Le problème de la mal-gouvernance, l’un des ferments de la crise actuelle, est que certains pensent être des privilégiés qui ont droit à tout, même à ce qu’ils ne devraient pas avoir, pendant que les autres, la grande majorité, est laissée pour compte. Ce problème, quand il atteint son summum, emporte à la fois et les privilégiés et les laissés-pour-compte. Le problème de la mal-gouvernance, j’insiste, est que personne ne peut échapper au déluge, les plus futés comme les plus doctes, les plus riches comme les plus pauvres. Il est donc inutile de s’enfermer dans une bulle et de croire que « ça n’arrive qu’aux autres ». Si vous pensez être le seul illuminé digne des bienfaits de l’opulence dans un océan de misère, détrompez-vous : c’est peut-être juste pour un moment, le temps pour les ‘’ misérables ‘’ de dire : « Non, ça suffit ! » Et cela suffira pour vous confondre à la misère vous aussi, si vous avez la chance de vivre.

Contre la mal-gouvernance, je ne demande pas de faire la chasse aux sorcières qui serait un autre problème aux conséquences incalculables. Mais nous pouvons prendre un bon départ en trouvant des mécanismes pour que l’argent et les biens mal acquis soient redistribués autrement. Plus jamais, nous ne devrons permettre l’impunité.

Et si notre organisation politique était également le ferment de la mal-gouvernance, mon Capitaine ?

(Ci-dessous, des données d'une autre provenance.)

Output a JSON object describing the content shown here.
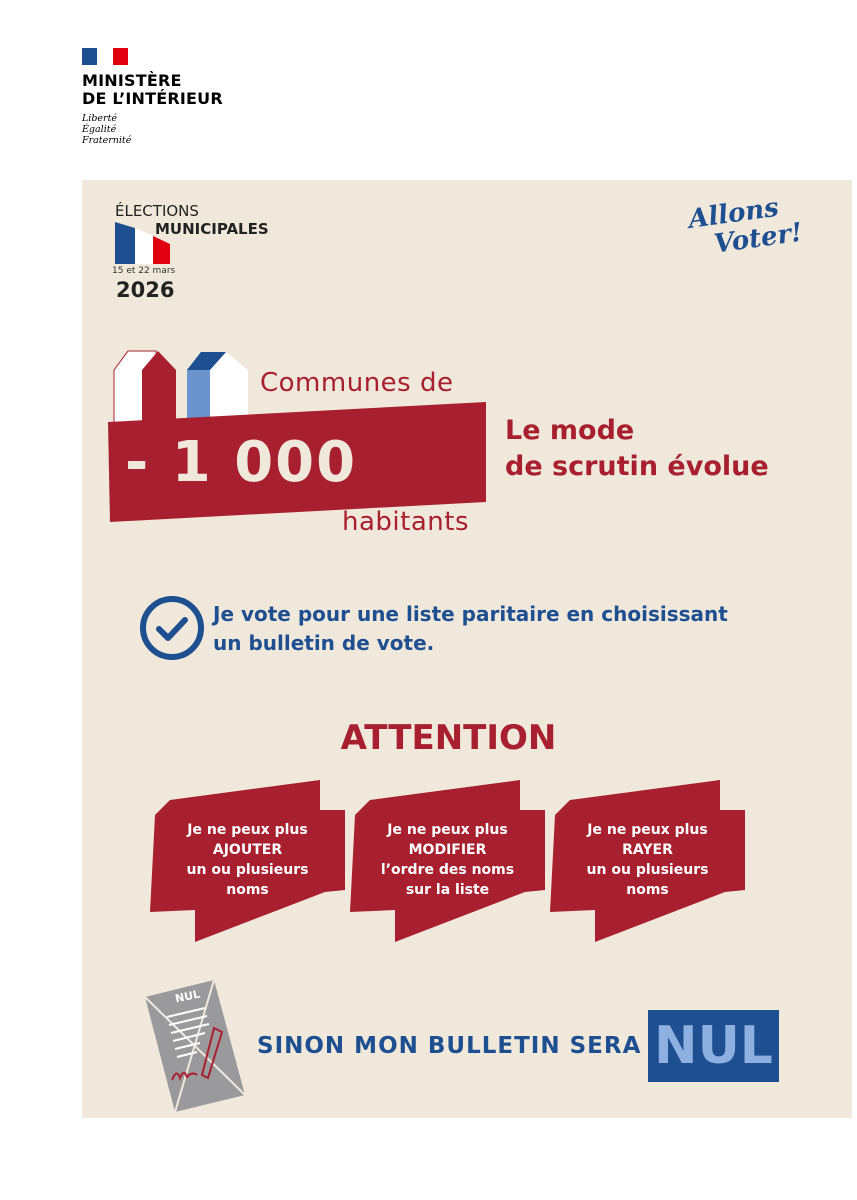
{
  "header": {
    "ministry_line1": "MINISTÈRE",
    "ministry_line2": "DE L’INTÉRIEUR",
    "motto": [
      "Liberté",
      "Égalité",
      "Fraternité"
    ]
  },
  "election": {
    "line1": "ÉLECTIONS",
    "line2": "MUNICIPALES",
    "dates": "15 et 22 mars",
    "year": "2026",
    "slogan_line1": "Allons",
    "slogan_line2": "Voter!"
  },
  "headline": {
    "prefix": "Communes de",
    "number": "- 1 000",
    "suffix": "habitants",
    "mode_line1": "Le mode",
    "mode_line2": "de scrutin évolue"
  },
  "vote": {
    "line1": "Je vote pour une liste paritaire en choisissant",
    "line2": "un bulletin de vote."
  },
  "attention": {
    "title": "ATTENTION",
    "items": [
      {
        "l1": "Je ne peux plus",
        "l2": "AJOUTER",
        "l3": "un ou plusieurs",
        "l4": "noms"
      },
      {
        "l1": "Je ne peux plus",
        "l2": "MODIFIER",
        "l3": "l’ordre des noms",
        "l4": "sur la liste"
      },
      {
        "l1": "Je ne peux plus",
        "l2": "RAYER",
        "l3": "un ou plusieurs",
        "l4": "noms"
      }
    ]
  },
  "footer": {
    "ballot_label": "NUL",
    "text": "SINON MON BULLETIN SERA",
    "nul": "NUL"
  },
  "colors": {
    "red": "#a8202f",
    "blue": "#1d4f91",
    "beige": "#f1e8dc",
    "light_blue": "#8eb0e0"
  }
}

Pour dire vrai, c’est une question sensible, et je n’ai l’intention ni de juger ni de blesser quiconque. Je sais qu’il s’agit aussi d’une question hautement d’intérêt pour des individus et pour des groupes d’individus que je voudrais vraiment respecter. Mes propos ne sont juste guidés que par l’intérêt général, et là aussi, en tant qu’humain, je peux me tromper. C’est pourquoi, je présente mes excuses par avance si je heurte des sensibilités.

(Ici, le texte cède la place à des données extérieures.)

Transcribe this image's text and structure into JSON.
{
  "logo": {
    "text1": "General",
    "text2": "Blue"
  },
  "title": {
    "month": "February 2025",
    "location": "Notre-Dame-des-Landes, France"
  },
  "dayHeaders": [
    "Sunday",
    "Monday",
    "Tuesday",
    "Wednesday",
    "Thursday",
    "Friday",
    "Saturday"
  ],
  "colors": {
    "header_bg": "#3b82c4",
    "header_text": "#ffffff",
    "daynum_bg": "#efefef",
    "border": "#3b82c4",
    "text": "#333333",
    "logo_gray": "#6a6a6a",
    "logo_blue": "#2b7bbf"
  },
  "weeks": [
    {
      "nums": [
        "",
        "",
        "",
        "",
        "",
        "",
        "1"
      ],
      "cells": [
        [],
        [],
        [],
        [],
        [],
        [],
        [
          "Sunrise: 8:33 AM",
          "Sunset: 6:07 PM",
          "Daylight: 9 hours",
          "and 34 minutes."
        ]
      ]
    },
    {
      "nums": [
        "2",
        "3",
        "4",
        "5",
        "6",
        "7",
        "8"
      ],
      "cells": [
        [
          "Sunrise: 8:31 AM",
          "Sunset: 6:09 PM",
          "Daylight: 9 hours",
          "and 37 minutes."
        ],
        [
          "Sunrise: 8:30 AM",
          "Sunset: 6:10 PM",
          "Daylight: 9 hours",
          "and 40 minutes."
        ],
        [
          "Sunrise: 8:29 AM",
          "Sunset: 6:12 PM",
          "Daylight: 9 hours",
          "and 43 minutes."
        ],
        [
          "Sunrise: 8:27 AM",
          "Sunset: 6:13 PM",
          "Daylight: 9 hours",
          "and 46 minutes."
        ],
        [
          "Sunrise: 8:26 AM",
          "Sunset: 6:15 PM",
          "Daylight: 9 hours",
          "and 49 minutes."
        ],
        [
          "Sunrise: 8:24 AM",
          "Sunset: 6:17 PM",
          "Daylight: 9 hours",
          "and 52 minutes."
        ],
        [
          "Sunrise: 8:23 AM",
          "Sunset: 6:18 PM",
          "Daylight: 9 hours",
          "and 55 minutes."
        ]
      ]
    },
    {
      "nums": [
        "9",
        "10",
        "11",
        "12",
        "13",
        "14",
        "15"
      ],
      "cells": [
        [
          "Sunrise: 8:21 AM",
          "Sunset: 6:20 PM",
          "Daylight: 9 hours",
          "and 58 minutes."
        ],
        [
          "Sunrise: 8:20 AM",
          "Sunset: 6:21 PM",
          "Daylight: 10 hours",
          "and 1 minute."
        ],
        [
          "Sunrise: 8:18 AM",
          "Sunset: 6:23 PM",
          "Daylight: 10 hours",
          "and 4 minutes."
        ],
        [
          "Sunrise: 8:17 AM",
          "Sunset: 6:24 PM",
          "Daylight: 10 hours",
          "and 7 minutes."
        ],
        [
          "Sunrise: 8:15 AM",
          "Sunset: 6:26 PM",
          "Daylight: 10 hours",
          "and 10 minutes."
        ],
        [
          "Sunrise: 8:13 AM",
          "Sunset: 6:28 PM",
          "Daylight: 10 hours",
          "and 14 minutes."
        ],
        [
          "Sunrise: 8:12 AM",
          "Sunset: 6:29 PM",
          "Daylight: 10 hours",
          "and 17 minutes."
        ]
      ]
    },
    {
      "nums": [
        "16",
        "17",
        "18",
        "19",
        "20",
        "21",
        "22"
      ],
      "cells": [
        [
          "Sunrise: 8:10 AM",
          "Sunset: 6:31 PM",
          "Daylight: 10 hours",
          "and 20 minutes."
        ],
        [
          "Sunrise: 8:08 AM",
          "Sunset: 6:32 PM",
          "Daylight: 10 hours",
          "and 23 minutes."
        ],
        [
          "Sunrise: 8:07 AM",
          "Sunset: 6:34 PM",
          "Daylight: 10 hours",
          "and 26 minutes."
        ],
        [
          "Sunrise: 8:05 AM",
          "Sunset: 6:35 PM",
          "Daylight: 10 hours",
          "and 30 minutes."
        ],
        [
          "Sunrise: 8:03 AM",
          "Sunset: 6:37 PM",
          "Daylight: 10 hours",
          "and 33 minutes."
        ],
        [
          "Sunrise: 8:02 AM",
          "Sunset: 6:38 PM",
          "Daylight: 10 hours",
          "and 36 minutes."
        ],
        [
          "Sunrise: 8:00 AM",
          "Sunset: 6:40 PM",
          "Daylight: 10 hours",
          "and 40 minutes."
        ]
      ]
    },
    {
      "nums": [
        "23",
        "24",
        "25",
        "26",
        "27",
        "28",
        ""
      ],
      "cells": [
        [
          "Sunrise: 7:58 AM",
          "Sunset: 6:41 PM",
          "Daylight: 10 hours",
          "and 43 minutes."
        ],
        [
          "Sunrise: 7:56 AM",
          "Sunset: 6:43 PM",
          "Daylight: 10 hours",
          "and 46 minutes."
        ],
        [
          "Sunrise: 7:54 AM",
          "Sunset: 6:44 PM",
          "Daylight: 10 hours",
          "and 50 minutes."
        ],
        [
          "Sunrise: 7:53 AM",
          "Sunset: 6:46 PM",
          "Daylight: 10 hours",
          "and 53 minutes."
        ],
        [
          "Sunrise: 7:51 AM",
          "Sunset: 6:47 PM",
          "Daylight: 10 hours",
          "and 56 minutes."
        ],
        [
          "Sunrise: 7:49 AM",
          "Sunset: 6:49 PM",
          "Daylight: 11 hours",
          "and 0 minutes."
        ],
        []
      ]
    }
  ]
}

Cependant, notre contexte politique est marqué par près de deux cent partis dont quelques-uns font et contrefont les alliances, peu importe qu’elles soient bien à propos ou contre-nature, pourvu qu’ils aient l’argent, le pouvoir ou les deux. Quand on perd les élections ou quand on sent le vent du changement venir, on démissionne d’un parti pour aller en créer un autre, soutenu par un ou plusieurs milliardaires et par des hommes du pouvoir du moment. Ou encore on part faire allégeance à un autre parti qui semble plus avoir le vent en poupe ; sans compter que chaque parti peut avoir son ou ses OSC (Organisation de la société civile) qui crieront à tue-tête pour le défendre contre vents et marées à tort ou à raison. Et après, on dira que c’est comme ça la politique : oui, la politique qui sert nos intérêts égoïstes, mais pas la politique au sens noble du terme qui a pour ambition le développement de la cité. Cette pratique n’honore ni la politique ni le politique.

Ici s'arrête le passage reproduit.